Музыкальное сопровождение притихло и зал наполнился "белым шумом".

- Сейчас появится Кашпировский, - пошутила моя леди.

Свет снова стал приглушённым и по сцене заклубился лёгкий дым. Справа кто-то громко зевнул и реально захотелось вздремнуть под монотонное "бу-бу" того самого Кашпировского.

В полумраке замаячил лес с замком, вверху болталась большая модель биплана, а на сцену выехали король и Белоснежка на велосипедах. Стали понятны временные рамки истории - начало XX века: в России произошла немецкая революция, в Германии путч, в Чили путч, в Эстонии переворот, в Грузии антисоветское восстание, в Китае война. В общем всё грустно, а тут ещё и Королева-мать решила покинуть этот мир. Король был одет в белые штанишки на резинке, заправленные в полосатые гетры и такой же полосатый бело-зелёный верх с королевским вензелем на левой стороне груди - он был похож на игрока "Селтика" гораздо больше, чем на сказочного короля, но я оценил, оценил и зритель позади восклицанием: "Хорош Гаврош!", а на балконе хриплый голос в тему завёл песенку про Джона Томсона - вратаря "Селтика" начала ХХ века, которого постигла участь Королевы-матери в тот же временной период. Белоснежка была в платье с книжки из детства:

- Что делать, папинька, без мамы?!

И лес не тот, и небо в шрамах!

И птицы больше не поют,

А только горько слёзы льют!..

На софитных фермах что-то скрипнуло, треснуло, самолёт пошатнулся и начал пикирование в сторону Короля и Белоснежки. Они инстинктивно свалились на сцену, как при бомбёжке. Самолёт на тросе сделал полумаятник и врезался в угол за кулисами. Зал ахнул!

- А-а-а! - послышался стон с угла падения.

Все притихли, а из угла сцены вышел рыжебородый смутьян с метлой в разодранном ещё в прологе пьесы кафтане. На верёвках сзади тянулась простынь с узлами, символизирующая раскрытый парашют. Он шёл и бубнил:

- Поют не много! Много срут!!! Беда от этакой печали…

И так печально глядя по сторонам: "Эх-хэ-хэ! Вы не видидели?.. Трусы…" Протянул руки к зрителям, потом так же вопрошая развернулся к героям драмы и увидел в левом закулисье лицо режиссёра, изображающее мексиканскую маску смерти:

- Какая отвратительная рожа! - на автомате процетировав Эраста Гарина, который и Король, и археолог и, ускорив шаг скрылся в правом коридоре.

Пьетри был в гневе. Он метнулся по коридору в надежде найти внезапного пилота до того, как он отчебучит очередной фортель на сцене:

- Найдите мне этого идиота! Второго осветителя на дыбу!
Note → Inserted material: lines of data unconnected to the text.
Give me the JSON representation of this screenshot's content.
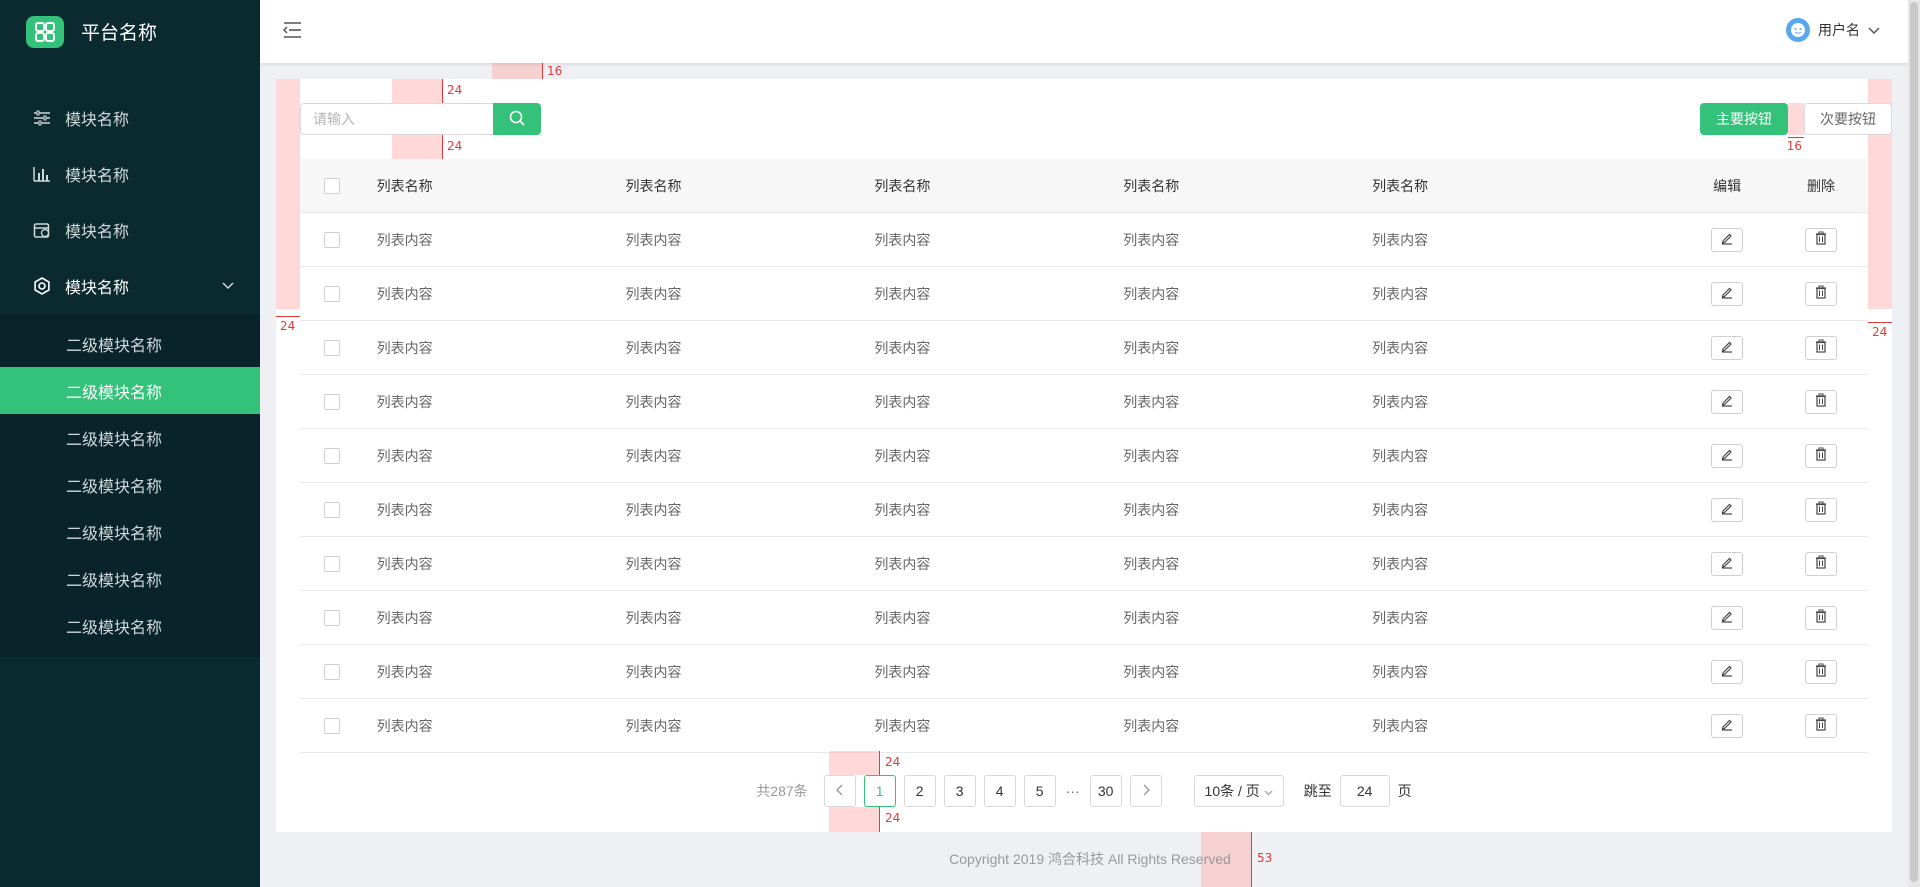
{
  "sidebar": {
    "platform_name": "平台名称",
    "items": [
      {
        "label": "模块名称",
        "icon": "sliders-icon"
      },
      {
        "label": "模块名称",
        "icon": "bar-chart-icon"
      },
      {
        "label": "模块名称",
        "icon": "calendar-icon"
      },
      {
        "label": "模块名称",
        "icon": "gear-icon",
        "expanded": true
      }
    ],
    "subitems": [
      "二级模块名称",
      "二级模块名称",
      "二级模块名称",
      "二级模块名称",
      "二级模块名称",
      "二级模块名称",
      "二级模块名称"
    ],
    "active_subitem_index": 1
  },
  "header": {
    "user_name": "用户名"
  },
  "toolbar": {
    "search_placeholder": "请输入",
    "primary_button": "主要按钮",
    "secondary_button": "次要按钮"
  },
  "table": {
    "headers": [
      "列表名称",
      "列表名称",
      "列表名称",
      "列表名称",
      "列表名称"
    ],
    "edit_header": "编辑",
    "delete_header": "删除",
    "cell_text": "列表内容",
    "row_count": 10
  },
  "pagination": {
    "total": "共287条",
    "pages": [
      "1",
      "2",
      "3",
      "4",
      "5"
    ],
    "ellipsis": "···",
    "last_page": "30",
    "current_page": "1",
    "page_size": "10条 / 页",
    "jump_label": "跳至",
    "jump_value": "24",
    "page_suffix": "页"
  },
  "footer": {
    "copyright": "Copyright  2019 鸿合科技 All Rights Reserved"
  },
  "annotations": {
    "v24": "24",
    "v16": "16",
    "v53": "53"
  },
  "colors": {
    "sidebar_bg": "#0b2a30",
    "accent": "#34c27a",
    "annotation": "#e03a3a"
  }
}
Зритель того не слышал, но у него появился азарт. От Пьетри Бруа ожидали интересных гранж-находок, но дворник оказался сюрпризом даже для знатоков его творчества. На сцене продолжилась драма с дворецкими и придворными, а гримёры и бутафоры, билетёрши и костюмеры засуетились в поисках "Призрака оперы". Серёга же укрылся в реквизиторской для передышки перед следующей вылазкой. И дело было уже не в 20$, как знаке внимания к его, Серёги, чувству юмора, а в обиде на бездушный коллектив и лично Пьетри, ничего в том не понимающих и живущих в позавчера. Огоньку и вдохновения поддавали маленькие дринки с клетчатой фляги.
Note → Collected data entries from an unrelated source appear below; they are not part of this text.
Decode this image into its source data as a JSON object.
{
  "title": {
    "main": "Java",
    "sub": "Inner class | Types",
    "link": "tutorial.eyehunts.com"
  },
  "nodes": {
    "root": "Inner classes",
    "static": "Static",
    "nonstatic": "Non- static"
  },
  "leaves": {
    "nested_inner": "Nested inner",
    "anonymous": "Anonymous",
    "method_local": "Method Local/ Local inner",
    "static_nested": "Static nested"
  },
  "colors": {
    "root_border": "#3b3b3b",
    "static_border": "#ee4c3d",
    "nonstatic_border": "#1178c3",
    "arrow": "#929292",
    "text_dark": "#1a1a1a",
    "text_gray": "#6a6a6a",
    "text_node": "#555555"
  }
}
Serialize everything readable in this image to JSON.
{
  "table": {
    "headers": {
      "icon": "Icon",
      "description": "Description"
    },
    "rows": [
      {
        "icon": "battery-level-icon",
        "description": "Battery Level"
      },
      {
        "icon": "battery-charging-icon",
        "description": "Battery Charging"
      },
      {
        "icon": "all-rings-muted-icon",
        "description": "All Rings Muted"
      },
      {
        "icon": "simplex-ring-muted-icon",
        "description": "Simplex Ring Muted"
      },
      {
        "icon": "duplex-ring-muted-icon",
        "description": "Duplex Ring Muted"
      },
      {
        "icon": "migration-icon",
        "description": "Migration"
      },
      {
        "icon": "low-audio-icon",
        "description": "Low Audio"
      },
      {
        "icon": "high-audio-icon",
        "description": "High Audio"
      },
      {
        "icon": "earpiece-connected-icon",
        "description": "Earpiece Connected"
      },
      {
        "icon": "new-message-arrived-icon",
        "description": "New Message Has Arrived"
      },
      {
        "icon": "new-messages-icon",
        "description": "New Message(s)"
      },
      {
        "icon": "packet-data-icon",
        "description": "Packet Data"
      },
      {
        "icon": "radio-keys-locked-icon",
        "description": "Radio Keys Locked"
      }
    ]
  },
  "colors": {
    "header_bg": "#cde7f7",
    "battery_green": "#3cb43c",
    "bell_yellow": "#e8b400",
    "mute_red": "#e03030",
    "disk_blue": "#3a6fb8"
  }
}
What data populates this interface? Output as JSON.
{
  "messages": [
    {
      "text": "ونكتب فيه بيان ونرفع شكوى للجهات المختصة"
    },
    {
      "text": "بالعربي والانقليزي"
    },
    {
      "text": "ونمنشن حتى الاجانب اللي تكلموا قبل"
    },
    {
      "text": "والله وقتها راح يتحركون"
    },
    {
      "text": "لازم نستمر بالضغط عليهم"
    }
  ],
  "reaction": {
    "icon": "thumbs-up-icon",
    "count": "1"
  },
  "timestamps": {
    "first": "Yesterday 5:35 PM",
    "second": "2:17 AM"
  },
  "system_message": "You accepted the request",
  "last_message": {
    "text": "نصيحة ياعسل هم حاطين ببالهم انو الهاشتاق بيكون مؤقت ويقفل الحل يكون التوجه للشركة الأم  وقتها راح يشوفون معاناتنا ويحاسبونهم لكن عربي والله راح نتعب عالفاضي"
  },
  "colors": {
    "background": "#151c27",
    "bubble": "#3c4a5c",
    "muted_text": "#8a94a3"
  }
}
Мне было смешно. Я догадывался, что Серж будучи подшофе за розыгрыш возмётся с азартом, но такого творческого подхода и стойкости духа никак не ожидал. Не ожидал и такого квипрокво в спектакле.

- У тебя так горят глаза, как-будто ты помощник режиссёра! - заметила моя леди.
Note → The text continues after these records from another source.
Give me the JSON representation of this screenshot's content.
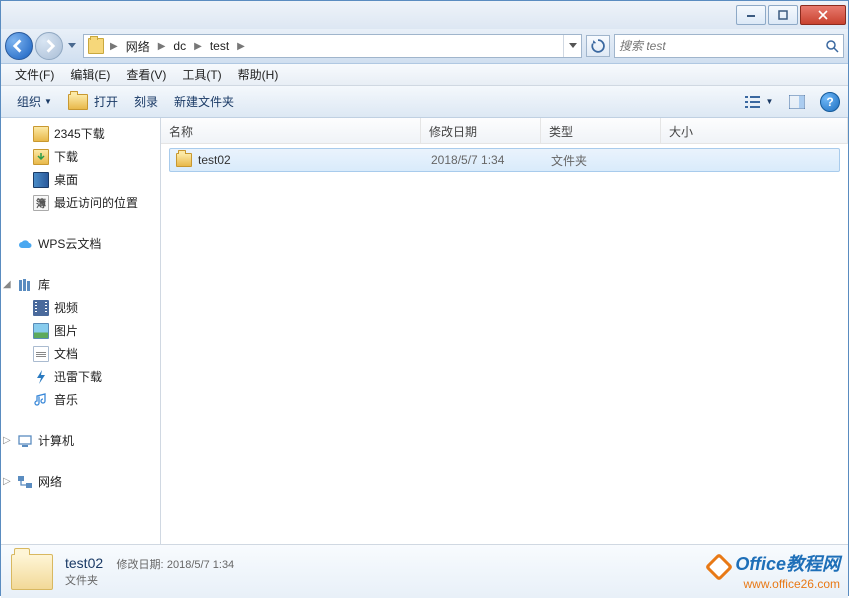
{
  "titlebar": {},
  "breadcrumb": {
    "seg1": "网络",
    "seg2": "dc",
    "seg3": "test"
  },
  "search": {
    "placeholder": "搜索 test"
  },
  "menubar": {
    "file": "文件(F)",
    "edit": "编辑(E)",
    "view": "查看(V)",
    "tools": "工具(T)",
    "help": "帮助(H)"
  },
  "toolbar": {
    "organize": "组织",
    "open": "打开",
    "burn": "刻录",
    "newfolder": "新建文件夹"
  },
  "sidebar": {
    "items": [
      {
        "label": "2345下载"
      },
      {
        "label": "下载"
      },
      {
        "label": "桌面"
      },
      {
        "label": "最近访问的位置"
      },
      {
        "label": "WPS云文档"
      },
      {
        "label": "库"
      },
      {
        "label": "视频"
      },
      {
        "label": "图片"
      },
      {
        "label": "文档"
      },
      {
        "label": "迅雷下载"
      },
      {
        "label": "音乐"
      },
      {
        "label": "计算机"
      },
      {
        "label": "网络"
      }
    ]
  },
  "columns": {
    "name": "名称",
    "date": "修改日期",
    "type": "类型",
    "size": "大小"
  },
  "files": {
    "row0": {
      "name": "test02",
      "date": "2018/5/7 1:34",
      "type": "文件夹"
    }
  },
  "details": {
    "name": "test02",
    "date_label": "修改日期:",
    "date": "2018/5/7 1:34",
    "type": "文件夹"
  },
  "watermark": {
    "brand": "Office",
    "brand_cn": "教程网",
    "url": "www.office26.com"
  }
}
- О, нет! У меня нет таких талантов, я всего лишь слежу за фабулой, столь неожиданной и непредсказуемой… Дворник немногословен, но как влился в сюжет!

- Я никак не пойму его места в спектакле! Он похож на белку с жёлудем из "Ледникового периода" - словно параллельный моноспектакль актёра одной фразы.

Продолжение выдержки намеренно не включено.